A successful compromise at those levels enables attackers to wreak havoc “under the radar” of detection by any of your security measures or monitoring systems. Here are the risks of such attacks:

  • Criminal hackers duplicate sensitive environments (e.g., Active Directory, protected databases, your source code repositories), investigate them for weaknesses, and do reconnaissance. They do it with stealth, leaving no Indicators of Compromise.
  • Cybercriminals destroy your data and its backup copies to prevent recovery.
  • Attackers commit fraud by manipulating the storage plane without compromising operating systems or database servers, leaving no trace.
  • The ability to bypass the software supply chain (internal or external)

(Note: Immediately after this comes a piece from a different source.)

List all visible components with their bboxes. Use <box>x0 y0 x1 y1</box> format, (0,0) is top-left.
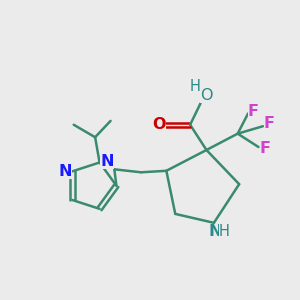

A new research report on the state of storage security (due out in July) paints a grim picture: the average storage device or service (e.g., a storage array, a Fiber Channel Switch, or Virtual SAN) has 15 security misconfigurations, with at least 3 that are highly to critically severe. The report outlines the two most prevalent issues and the less common though risky ones.

Your Attack Surface

The storage attack surface is broader and deeper than most organizations suspect. It is tempting to think that you could solve your storage security concerns by patching clients (Host Operating Systems) and making sure there’s a backup solution in place. This thinking is misguided. Criminal hackers breach storage infrastructure in many exotic ways:

  • They do it via protocols that clients and storage devices use.
  • They do it through management consoles.
  • Attackers leverage local admin APIs or the control endpoints that each device provides (which organizations often have not hardened)
  • They ravage weak storage security hygiene:
    • Not closing default device accounts; using local accounts instead of centrally managed ones
    • Not restricting access to sensitive data (you should enforce such restrictions end-to-end—at the storage device, on the network, and at the client level, using strong authentication)
    • Not securing admin sessions
    • Poorly configured (or overlooked) encryption
    • And so much more

NIST’s Special Publication (SP) 800-209 “Security Guidelines for Storage Infrastructure” is a great place to learn more about storage security.

Here are a few examples of how criminal hackers exploit poorly secured storage and backup environments:

  • They discover a Domain Controller or DNS server IP address through a weakness in your environment. If you have not hardened your storage, attackers can abuse your APIs (or hijack insecure admin sessions, exploit unpatched storage CVEs) to find out what storage objects (e.g., LUNs, Shares) those services use. They can leverage the APIs to create copies, mount them on unmonitored development servers, or smuggle them out via OneDrive, public S3 buckets, or similar tools.
  • They discover how you backup your data and—if you have not segregated your administration planes—destroy the backups (e.g., array-based snapshots, disk, and tape copies). Then they encrypt your data for ransom.
  • Even if you secured your backups, without enough isolation of duties, cybercriminals can “poison” any future backup (e.g., change the backup job, remap the LUNs in your backups).
  • Criminal hackers map volumes that critical servers use (for source code, databases, build environments) to other compromised servers. Then they read or alter the content (e.g., financial data, personal information) “out of band,” leaving no evidence.
  • They can “kill” an entire storage array (including its snapshots), crippling hundreds of servers for days.

Now’s the time to evaluate your storage security IQ, processes, and controls.